Although the modal wouldn’t end up staying, the use of color to indicate AI features ended up being an important feature.
This platform should be seeking to empower the designer, however they want to work. To obstruct their design process with a pop-up goes against that. I mapped out a more circular workflow for the design process with AI seamlessly integrated into it.
This workflow assumes that the designer is going to be moving back and forth and, therefore, should have access to the AI features at all times, for whenever they might need them.
I conducted a brief exercise to figure out the visual design language I wanted to carry forward for the next revisions.
This exploration represents what would become the finalized layout of the interface. The previous buttons to access Layers and Character Set have become a separate sidebar on the left of the interface. I tried to depart from the primarily gray color palettes of most design platforms, but it’s overbearing here. There's too much color.
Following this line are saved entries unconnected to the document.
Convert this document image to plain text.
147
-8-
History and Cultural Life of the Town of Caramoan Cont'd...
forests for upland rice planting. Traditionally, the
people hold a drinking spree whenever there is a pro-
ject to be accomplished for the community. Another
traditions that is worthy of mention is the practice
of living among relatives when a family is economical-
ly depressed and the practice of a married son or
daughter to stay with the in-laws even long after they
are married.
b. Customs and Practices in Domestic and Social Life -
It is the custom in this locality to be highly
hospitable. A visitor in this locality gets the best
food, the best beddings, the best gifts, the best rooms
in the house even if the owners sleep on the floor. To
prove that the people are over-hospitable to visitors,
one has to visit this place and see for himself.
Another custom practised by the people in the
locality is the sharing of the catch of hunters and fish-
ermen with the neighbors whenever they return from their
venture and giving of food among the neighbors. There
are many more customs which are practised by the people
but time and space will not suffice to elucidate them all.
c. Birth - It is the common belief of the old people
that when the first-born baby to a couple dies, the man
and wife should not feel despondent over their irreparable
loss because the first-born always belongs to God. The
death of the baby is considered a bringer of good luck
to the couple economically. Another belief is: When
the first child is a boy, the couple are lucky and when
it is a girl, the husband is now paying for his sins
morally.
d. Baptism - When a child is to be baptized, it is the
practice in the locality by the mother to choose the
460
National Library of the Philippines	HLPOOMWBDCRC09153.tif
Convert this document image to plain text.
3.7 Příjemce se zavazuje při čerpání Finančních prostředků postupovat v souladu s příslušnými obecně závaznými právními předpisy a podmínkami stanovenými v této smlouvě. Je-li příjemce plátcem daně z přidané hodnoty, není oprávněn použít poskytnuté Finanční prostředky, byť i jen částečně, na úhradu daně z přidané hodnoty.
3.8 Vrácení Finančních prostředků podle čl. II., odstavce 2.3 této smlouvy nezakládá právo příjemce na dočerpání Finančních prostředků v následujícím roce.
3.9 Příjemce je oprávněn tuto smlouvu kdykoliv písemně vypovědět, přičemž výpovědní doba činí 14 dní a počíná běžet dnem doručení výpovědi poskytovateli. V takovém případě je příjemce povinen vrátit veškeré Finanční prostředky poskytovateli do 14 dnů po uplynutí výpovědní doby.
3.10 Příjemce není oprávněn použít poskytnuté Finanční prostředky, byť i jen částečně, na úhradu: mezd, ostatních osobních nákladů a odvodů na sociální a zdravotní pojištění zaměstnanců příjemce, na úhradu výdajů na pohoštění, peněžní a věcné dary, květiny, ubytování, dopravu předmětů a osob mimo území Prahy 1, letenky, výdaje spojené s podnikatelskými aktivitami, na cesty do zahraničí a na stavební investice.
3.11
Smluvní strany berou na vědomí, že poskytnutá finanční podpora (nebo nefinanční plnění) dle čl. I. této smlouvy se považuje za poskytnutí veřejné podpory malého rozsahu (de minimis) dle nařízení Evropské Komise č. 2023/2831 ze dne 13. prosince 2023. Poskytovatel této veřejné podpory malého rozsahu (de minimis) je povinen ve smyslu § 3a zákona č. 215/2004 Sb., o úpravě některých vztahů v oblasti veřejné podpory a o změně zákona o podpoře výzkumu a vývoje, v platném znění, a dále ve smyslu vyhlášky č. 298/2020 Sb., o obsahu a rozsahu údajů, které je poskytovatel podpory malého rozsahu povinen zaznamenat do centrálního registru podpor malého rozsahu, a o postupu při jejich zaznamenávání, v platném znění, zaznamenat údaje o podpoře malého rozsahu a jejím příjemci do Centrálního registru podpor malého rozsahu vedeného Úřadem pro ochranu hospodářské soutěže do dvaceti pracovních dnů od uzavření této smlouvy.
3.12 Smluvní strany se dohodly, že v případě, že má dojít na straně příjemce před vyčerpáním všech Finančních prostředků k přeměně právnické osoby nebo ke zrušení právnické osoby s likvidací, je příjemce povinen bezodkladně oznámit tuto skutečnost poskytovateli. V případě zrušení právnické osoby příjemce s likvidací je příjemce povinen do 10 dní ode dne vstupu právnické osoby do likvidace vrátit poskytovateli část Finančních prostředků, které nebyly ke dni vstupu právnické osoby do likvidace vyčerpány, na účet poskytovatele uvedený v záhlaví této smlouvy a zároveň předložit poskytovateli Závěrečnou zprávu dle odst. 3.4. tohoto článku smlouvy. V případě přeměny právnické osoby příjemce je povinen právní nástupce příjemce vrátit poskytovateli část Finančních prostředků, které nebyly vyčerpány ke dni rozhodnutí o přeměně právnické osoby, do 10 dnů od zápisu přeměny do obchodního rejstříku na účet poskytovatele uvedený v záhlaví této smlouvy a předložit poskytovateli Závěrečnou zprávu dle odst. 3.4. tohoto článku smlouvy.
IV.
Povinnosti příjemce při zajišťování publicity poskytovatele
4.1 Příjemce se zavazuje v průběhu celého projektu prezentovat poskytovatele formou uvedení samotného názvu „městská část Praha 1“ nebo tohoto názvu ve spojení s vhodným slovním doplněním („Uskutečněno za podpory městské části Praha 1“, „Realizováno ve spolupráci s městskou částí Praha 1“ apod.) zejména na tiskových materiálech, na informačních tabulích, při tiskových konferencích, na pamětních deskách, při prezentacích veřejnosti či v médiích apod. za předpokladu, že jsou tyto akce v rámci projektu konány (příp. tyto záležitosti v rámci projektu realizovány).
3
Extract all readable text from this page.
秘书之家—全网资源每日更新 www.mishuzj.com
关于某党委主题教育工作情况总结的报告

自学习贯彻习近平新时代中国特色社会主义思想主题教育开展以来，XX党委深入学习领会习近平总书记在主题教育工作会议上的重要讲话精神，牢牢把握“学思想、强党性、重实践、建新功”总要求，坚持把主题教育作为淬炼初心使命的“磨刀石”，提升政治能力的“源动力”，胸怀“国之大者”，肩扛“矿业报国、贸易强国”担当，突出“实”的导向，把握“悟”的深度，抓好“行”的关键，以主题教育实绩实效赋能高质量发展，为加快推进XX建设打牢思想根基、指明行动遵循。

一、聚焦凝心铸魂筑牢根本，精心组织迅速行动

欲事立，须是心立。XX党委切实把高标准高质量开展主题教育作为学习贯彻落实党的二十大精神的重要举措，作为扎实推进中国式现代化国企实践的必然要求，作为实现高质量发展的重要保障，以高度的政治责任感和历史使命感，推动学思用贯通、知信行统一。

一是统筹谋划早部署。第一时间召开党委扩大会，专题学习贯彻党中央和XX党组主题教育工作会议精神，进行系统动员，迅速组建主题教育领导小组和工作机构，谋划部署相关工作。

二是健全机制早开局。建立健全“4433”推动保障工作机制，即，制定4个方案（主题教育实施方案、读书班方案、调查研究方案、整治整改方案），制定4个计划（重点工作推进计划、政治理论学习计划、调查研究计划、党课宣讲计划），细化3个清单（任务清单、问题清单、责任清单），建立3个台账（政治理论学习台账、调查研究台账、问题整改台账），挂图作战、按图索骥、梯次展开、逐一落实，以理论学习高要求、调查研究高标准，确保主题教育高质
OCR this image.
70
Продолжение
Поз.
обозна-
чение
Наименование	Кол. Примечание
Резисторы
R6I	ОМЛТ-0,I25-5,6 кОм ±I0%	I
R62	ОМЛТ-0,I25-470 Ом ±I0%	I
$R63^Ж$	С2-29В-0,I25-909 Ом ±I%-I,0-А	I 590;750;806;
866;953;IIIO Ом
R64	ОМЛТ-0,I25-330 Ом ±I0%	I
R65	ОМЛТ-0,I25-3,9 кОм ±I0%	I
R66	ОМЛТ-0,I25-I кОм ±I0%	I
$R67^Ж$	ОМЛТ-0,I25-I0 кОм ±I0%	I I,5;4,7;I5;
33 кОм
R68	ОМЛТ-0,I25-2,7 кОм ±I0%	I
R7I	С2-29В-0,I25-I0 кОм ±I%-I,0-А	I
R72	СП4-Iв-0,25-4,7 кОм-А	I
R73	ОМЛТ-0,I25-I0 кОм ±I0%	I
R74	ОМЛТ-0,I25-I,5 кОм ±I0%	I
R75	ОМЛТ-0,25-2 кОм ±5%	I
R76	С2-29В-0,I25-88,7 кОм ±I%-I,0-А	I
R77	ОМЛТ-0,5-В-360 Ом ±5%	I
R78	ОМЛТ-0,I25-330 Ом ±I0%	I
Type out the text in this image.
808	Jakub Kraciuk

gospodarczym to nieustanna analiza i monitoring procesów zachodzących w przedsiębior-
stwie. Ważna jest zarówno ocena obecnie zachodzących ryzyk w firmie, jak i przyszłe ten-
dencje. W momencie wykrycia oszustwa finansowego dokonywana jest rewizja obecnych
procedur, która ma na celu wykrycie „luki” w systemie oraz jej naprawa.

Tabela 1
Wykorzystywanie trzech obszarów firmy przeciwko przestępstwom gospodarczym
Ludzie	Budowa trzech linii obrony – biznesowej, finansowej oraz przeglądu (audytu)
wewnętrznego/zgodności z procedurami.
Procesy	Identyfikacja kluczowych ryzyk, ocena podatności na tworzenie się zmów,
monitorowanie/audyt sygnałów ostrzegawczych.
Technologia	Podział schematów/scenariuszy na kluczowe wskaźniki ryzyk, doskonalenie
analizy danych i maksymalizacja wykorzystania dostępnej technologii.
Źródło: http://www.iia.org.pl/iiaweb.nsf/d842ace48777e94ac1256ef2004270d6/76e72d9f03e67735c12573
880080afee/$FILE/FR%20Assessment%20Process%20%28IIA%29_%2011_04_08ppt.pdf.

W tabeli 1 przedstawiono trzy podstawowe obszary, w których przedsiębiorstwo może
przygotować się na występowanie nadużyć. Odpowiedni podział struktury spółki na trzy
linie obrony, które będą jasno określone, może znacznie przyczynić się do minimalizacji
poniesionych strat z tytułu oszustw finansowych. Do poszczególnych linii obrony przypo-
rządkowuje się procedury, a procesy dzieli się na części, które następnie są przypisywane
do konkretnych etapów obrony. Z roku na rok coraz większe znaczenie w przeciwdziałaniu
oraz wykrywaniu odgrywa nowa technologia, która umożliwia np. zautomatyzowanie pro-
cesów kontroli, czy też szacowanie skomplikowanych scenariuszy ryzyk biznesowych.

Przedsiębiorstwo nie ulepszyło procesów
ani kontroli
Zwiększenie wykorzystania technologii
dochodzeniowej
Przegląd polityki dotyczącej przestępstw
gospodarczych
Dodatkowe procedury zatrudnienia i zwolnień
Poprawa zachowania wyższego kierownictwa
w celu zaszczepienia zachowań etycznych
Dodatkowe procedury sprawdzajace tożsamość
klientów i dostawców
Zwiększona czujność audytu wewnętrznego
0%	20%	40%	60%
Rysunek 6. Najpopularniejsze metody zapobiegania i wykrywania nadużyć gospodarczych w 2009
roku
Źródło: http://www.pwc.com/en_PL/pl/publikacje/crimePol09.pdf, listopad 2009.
I pared back the use of color from the previous version and explored more ways to use the blue and purple to highlight the AI features.
After working on this project and developing the AI-related features, some interesting updates came to ChatGPT which helped to validate that, at least in part, I've explored aspects of AI features which the industry agrees are important.
This is how ChatGPT worked at the time I conceived of FontFacing. You enter a prompt then see a small dot, amounting to a "Loading" animation, then get your generated response.
This is a concept I'd come up with for FontFacing, from an insight about the lack of feedback and transparency in existing AI tools which often make AI seem like magical interactions. That lack of feedback and transparency makes it difficult to refine your prompts/interactions because there's no way to know how the previous interaction was analyzed.
Late in 2024 OpenAI released a preview of their newest model, ChatGPT-o1. After entering a prompt, there's a flash of text-based feedback as if to say, "This is what you asked for, let me think about it."
I firmly believe FontFacing and similarly designed tools could successfully empower designers. There would be some difficulty surrounding the base training sets, since the platform would need extensive training on typefaces to understand the anatomy and character sets. Typefaces are intellectual property and their use for AI training could be contentious.
I would love to continue exploring this concept. The opportunities to explore micro-interactions are endless. This is also, roughly, the bare minimum the application would require to be considered a serious design application. Professional typeface design has a plethora of functions which aren’t represented here that would need to be worked into the interface; not everything can be folded into a menu.